Psychosocial Factors Influencing the Sexual Risk Behaviour of Adolescents Living with and Affected by HIV Who Reside in HIV-Affected Homes in UgandaKiirya, Stephen Kisembe; Visser, Maretha; Masenge, Andries
doi: 10.1007/s10461-025-04940-3pmid: 41345280
We examined the psychosocial factors that predict sexual risk behaviour of adolescents who reside in HIV affected homes in Uganda, to provide evidence for developing suitable interventions. Structured questionnaires were used to collect data about these adolescents’ psychosocial and sexual experiences. The scales and data were verified for precision and reliability using factor analyses, while the predictors of sexual risk behaviour were examined using general linear models. Results showed that having been female, in the younger adolescence stage and a Muganda or Lango, living with one caregiver, being a recipient of HIV/psychosocial care and vulnerable to negative peer influence, personal threats, interpersonal problems, psychosocial distresses (e.g. psychosis and delinquency) and coping by deflecting problems, significantly enabled sexual risk behaviour in these adolescents.

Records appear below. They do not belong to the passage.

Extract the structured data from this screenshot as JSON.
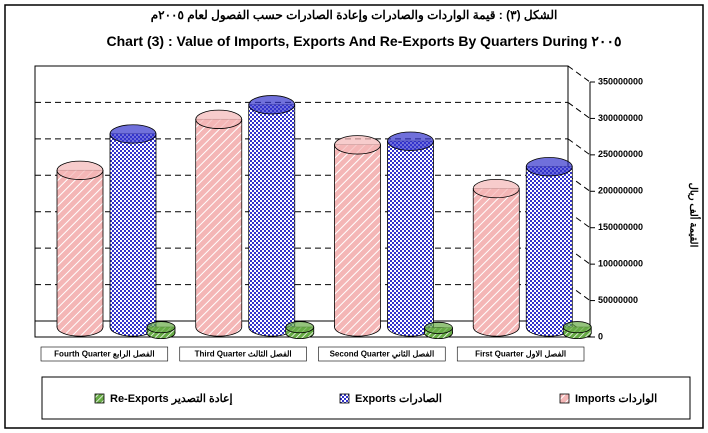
{
  "chart_data": {
    "type": "bar",
    "title": "الشكل (٣) : قيمة الواردات والصادرات وإعادة الصادرات حسب الفصول لعام ٢٠٠٥م",
    "subtitle": "Chart (3) : Value of Imports, Exports And Re-Exports By Quarters During ٢٠٠٥",
    "y_label": "القيمة ألف ريال",
    "categories": [
      "Fourth Quarter الفصل الرابع",
      "Third Quarter الفصل الثالث",
      "Second Quarter الفصل الثاني",
      "First Quarter الفصل الاول"
    ],
    "series": [
      {
        "name": "Imports الواردات",
        "color": "#f4b6b6",
        "values": [
          215000000,
          285000000,
          250000000,
          190000000
        ]
      },
      {
        "name": "Exports الصادرات",
        "color": "#3333cc",
        "values": [
          265000000,
          305000000,
          255000000,
          220000000
        ]
      },
      {
        "name": "Re-Exports إعادة التصدير",
        "color": "#66aa44",
        "values": [
          8000000,
          8000000,
          7000000,
          8000000
        ]
      }
    ],
    "ylim": [
      0,
      350000000
    ],
    "yticks": [
      0,
      50000000,
      100000000,
      150000000,
      200000000,
      250000000,
      300000000,
      350000000
    ],
    "grid": true,
    "legend": "bottom"
  }
}
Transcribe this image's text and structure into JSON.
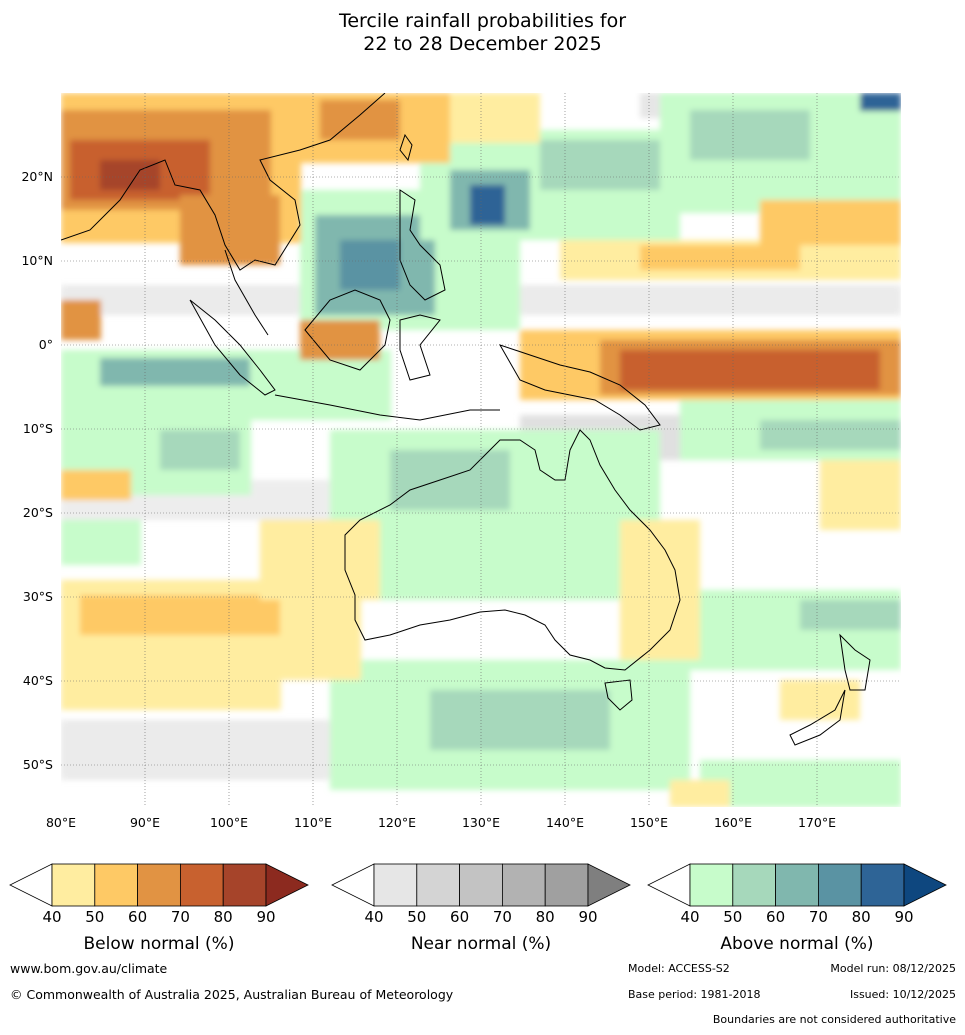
{
  "title": {
    "line1": "Tercile rainfall probabilities for",
    "line2": "22 to 28 December 2025"
  },
  "map": {
    "lon_ticks": [
      "80°E",
      "90°E",
      "100°E",
      "110°E",
      "120°E",
      "130°E",
      "140°E",
      "150°E",
      "160°E",
      "170°E"
    ],
    "lat_ticks": [
      "20°N",
      "10°N",
      "0°",
      "10°S",
      "20°S",
      "30°S",
      "40°S",
      "50°S"
    ]
  },
  "colorbars": [
    {
      "name": "below",
      "label": "Below normal (%)",
      "ticks": [
        "40",
        "50",
        "60",
        "70",
        "80",
        "90"
      ],
      "colors": [
        "#ffffff",
        "#ffeda0",
        "#fec965",
        "#e19343",
        "#c8612f",
        "#a6442a",
        "#8c2a1f"
      ]
    },
    {
      "name": "near",
      "label": "Near normal (%)",
      "ticks": [
        "40",
        "50",
        "60",
        "70",
        "80",
        "90"
      ],
      "colors": [
        "#ffffff",
        "#e6e6e6",
        "#d4d4d4",
        "#c3c3c3",
        "#b2b2b2",
        "#a0a0a0",
        "#7f7f7f"
      ]
    },
    {
      "name": "above",
      "label": "Above normal (%)",
      "ticks": [
        "40",
        "50",
        "60",
        "70",
        "80",
        "90"
      ],
      "colors": [
        "#ffffff",
        "#c7fccb",
        "#a6d8bb",
        "#80b7ae",
        "#5a93a3",
        "#2e6496",
        "#0e477f"
      ]
    }
  ],
  "footer": {
    "url": "www.bom.gov.au/climate",
    "copyright": "© Commonwealth of Australia 2025, Australian Bureau of Meteorology",
    "model": "Model: ACCESS-S2",
    "model_run": "Model run: 08/12/2025",
    "base_period": "Base period: 1981-2018",
    "issued": "Issued: 10/12/2025",
    "disclaimer": "Boundaries are not considered authoritative"
  }
}
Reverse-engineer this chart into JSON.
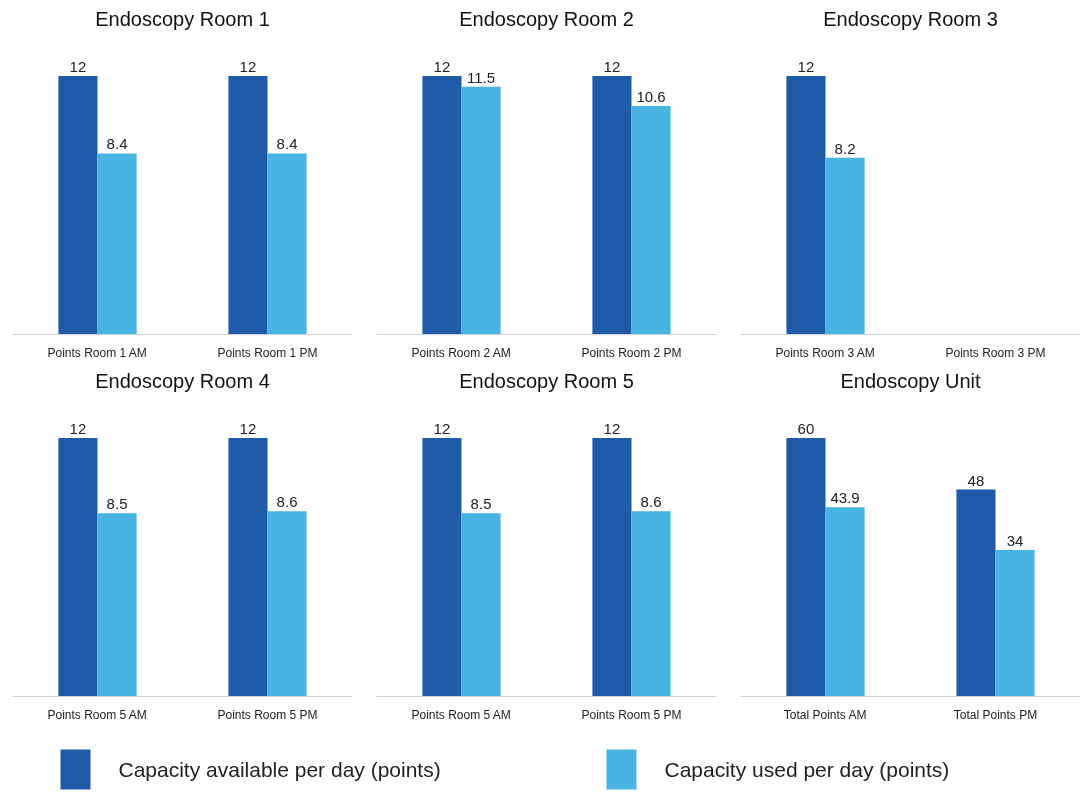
{
  "chart_data": [
    {
      "type": "bar",
      "title": "Endoscopy Room 1",
      "categories": [
        "Points Room 1 AM",
        "Points Room 1 PM"
      ],
      "data_labels": true,
      "legend": "bottom",
      "grid": false,
      "series": [
        {
          "name": "Capacity available per day (points)",
          "color": "#1f5ba8",
          "values": [
            12,
            12
          ]
        },
        {
          "name": "Capacity used per day (points)",
          "color": "#47b4e3",
          "values": [
            8.4,
            8.4
          ]
        }
      ]
    },
    {
      "type": "bar",
      "title": "Endoscopy Room 2",
      "categories": [
        "Points Room 2 AM",
        "Points Room 2 PM"
      ],
      "data_labels": true,
      "grid": false,
      "series": [
        {
          "color": "#1f5ba8",
          "values": [
            12,
            12
          ]
        },
        {
          "color": "#47b4e3",
          "values": [
            11.5,
            10.6
          ]
        }
      ]
    },
    {
      "type": "bar",
      "title": "Endoscopy Room 3",
      "categories": [
        "Points Room 3 AM",
        "Points Room 3 PM"
      ],
      "data_labels": true,
      "grid": false,
      "series": [
        {
          "color": "#1f5ba8",
          "values": [
            12,
            null
          ]
        },
        {
          "color": "#47b4e3",
          "values": [
            8.2,
            null
          ]
        }
      ]
    },
    {
      "type": "bar",
      "title": "Endoscopy Room 4",
      "categories": [
        "Points Room 5 AM",
        "Points Room 5 PM"
      ],
      "data_labels": true,
      "grid": false,
      "series": [
        {
          "color": "#1f5ba8",
          "values": [
            12,
            12
          ]
        },
        {
          "color": "#47b4e3",
          "values": [
            8.5,
            8.6
          ]
        }
      ]
    },
    {
      "type": "bar",
      "title": "Endoscopy Room 5",
      "categories": [
        "Points Room 5 AM",
        "Points Room 5 PM"
      ],
      "data_labels": true,
      "grid": false,
      "series": [
        {
          "color": "#1f5ba8",
          "values": [
            12,
            12
          ]
        },
        {
          "color": "#47b4e3",
          "values": [
            8.5,
            8.6
          ]
        }
      ]
    },
    {
      "type": "bar",
      "title": "Endoscopy Unit",
      "categories": [
        "Total Points AM",
        "Total Points PM"
      ],
      "data_labels": true,
      "grid": false,
      "series": [
        {
          "color": "#1f5ba8",
          "values": [
            60,
            48
          ]
        },
        {
          "color": "#47b4e3",
          "values": [
            43.9,
            34
          ]
        }
      ]
    }
  ]
}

However, attending school, religious conviction, experiencing orphanhood especially of the mother, living with two caregivers, and experiencing poverty, judgmental HIV stigma, distress (e.g. inattention and depression), self-control and social support significantly deterred it. These results highlight the centrality of gender, age, HIV care, family situations, sociocultural and peer norms, community stressors, psychosocial distresses, and negative coping methods in influencing sexual risk behaviour of adolescents who reside in HIV affected homes. Interventions by families, schools and agencies are needed to prevent or mitigate these risk factors.